Sutarmidji Ikuti Kajian Regional Menjaga Stabilitas Perekonomian Kalbar

Sebarkan:
Sutarmidji (tengah) 
PONTIANAK, suaraborneo.id - Tentang kondisi perekonomian Kalbar kita melihat dari awal sebetulnya saya kurang sependapat dengan pemotongan sampai 50 persen kemudian menjadi 35 persen itu menunjukan kepanikan kita dalam menghadapi pembiayaan covid sehingga dana-dana yang kita potong itu semuanya numplek di  BTT (Belanja Tak Terduga) akibatnya kita tidak bisa melaksanakan pembangunan-pembangunan,” kata Sutarmidji saat mengikuti Desiminasi kajian regional (KFR) Triwulan 1 Tahun 2020 dengan tema "Menjaga Stabilitas Perekonomian Kalbar di Tengah Pandemi Covid-19". Rabu (3/6/2020) di Data Analytic Room Kantor Gubernur Kalbar. 
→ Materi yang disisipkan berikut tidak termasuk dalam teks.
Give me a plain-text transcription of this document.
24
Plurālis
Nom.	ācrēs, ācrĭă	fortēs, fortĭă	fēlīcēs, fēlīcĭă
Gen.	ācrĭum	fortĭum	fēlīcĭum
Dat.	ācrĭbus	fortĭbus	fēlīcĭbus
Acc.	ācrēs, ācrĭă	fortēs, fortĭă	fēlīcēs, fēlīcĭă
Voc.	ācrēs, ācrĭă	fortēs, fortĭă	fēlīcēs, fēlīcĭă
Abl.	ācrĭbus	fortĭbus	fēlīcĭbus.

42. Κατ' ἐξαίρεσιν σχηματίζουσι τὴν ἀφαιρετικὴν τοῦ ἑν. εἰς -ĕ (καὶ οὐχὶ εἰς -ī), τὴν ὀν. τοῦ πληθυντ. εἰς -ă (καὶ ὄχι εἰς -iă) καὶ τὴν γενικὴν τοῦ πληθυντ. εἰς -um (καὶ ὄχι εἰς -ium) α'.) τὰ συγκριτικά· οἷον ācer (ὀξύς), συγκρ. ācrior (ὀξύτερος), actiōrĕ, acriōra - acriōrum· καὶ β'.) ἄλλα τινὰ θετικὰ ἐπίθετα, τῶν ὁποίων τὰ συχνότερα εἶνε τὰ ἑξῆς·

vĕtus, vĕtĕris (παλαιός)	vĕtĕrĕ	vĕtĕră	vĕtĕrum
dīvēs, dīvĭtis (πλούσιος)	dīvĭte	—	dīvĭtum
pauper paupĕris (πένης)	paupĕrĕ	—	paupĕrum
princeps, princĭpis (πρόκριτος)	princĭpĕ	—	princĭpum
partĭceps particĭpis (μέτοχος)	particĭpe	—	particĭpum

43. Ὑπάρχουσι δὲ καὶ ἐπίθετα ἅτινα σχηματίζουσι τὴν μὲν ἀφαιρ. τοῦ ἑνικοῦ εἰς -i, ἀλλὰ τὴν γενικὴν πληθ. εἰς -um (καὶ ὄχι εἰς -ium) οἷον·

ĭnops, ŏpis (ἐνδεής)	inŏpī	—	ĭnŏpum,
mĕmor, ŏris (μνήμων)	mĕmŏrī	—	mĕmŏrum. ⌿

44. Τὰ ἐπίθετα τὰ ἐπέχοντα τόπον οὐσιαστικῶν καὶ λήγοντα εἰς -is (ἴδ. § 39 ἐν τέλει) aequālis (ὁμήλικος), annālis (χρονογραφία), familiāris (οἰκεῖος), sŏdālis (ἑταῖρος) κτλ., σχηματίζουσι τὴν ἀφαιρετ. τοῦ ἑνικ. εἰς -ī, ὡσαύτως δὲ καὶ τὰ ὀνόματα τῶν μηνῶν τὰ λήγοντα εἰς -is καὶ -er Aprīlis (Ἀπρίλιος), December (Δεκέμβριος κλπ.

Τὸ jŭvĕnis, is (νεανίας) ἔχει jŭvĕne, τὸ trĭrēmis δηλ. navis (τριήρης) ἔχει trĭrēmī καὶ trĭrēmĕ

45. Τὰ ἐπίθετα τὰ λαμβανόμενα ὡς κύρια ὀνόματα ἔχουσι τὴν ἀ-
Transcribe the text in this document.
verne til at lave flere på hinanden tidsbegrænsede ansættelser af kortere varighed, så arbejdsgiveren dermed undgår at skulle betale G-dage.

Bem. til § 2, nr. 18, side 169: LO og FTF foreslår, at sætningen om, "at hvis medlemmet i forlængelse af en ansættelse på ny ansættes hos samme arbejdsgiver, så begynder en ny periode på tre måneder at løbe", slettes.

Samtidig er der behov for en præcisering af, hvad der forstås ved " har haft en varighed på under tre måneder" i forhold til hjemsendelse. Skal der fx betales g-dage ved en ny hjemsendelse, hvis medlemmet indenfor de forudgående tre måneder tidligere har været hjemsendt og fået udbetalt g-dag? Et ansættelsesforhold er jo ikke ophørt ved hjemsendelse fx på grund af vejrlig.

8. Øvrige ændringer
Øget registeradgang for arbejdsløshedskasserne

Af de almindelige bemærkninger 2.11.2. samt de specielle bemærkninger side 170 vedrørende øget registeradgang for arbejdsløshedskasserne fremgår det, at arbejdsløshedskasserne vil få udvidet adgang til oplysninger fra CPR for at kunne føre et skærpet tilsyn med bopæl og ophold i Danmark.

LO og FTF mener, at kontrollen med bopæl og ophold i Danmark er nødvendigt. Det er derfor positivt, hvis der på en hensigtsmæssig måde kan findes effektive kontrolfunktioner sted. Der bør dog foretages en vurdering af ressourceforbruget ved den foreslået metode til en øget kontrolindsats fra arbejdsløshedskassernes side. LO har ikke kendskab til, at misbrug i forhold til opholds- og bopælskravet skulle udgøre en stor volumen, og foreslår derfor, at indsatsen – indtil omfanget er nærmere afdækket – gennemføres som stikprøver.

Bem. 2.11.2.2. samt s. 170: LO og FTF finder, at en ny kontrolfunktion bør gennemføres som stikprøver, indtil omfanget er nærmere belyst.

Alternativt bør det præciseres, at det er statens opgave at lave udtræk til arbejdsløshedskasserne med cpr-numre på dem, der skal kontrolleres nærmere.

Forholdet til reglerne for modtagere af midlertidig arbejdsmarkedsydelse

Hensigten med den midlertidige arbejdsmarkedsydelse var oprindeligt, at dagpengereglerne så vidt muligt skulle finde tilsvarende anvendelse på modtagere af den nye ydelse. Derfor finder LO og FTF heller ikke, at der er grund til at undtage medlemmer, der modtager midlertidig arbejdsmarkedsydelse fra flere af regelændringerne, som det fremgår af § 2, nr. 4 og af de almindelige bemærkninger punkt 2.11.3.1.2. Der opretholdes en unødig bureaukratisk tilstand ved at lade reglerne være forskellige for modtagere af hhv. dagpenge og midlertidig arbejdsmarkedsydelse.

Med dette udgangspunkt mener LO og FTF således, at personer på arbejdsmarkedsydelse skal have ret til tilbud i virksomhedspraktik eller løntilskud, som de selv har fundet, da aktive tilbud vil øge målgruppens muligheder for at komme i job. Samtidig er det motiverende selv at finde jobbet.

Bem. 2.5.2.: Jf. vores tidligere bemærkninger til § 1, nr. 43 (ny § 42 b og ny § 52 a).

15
"Saya konsultasi dengan Pusat katanya boleh dilaksanakan padat karya tapi duit itukan sudah numplek di pos BTT, kalau kita keluarkan dengan padat karya itu menyalahi aturan karena BTT pengeluaran anggarannya harus dengan ketentuan kondisi misalnya ada emergency dan lain sebagainya," jelasnya.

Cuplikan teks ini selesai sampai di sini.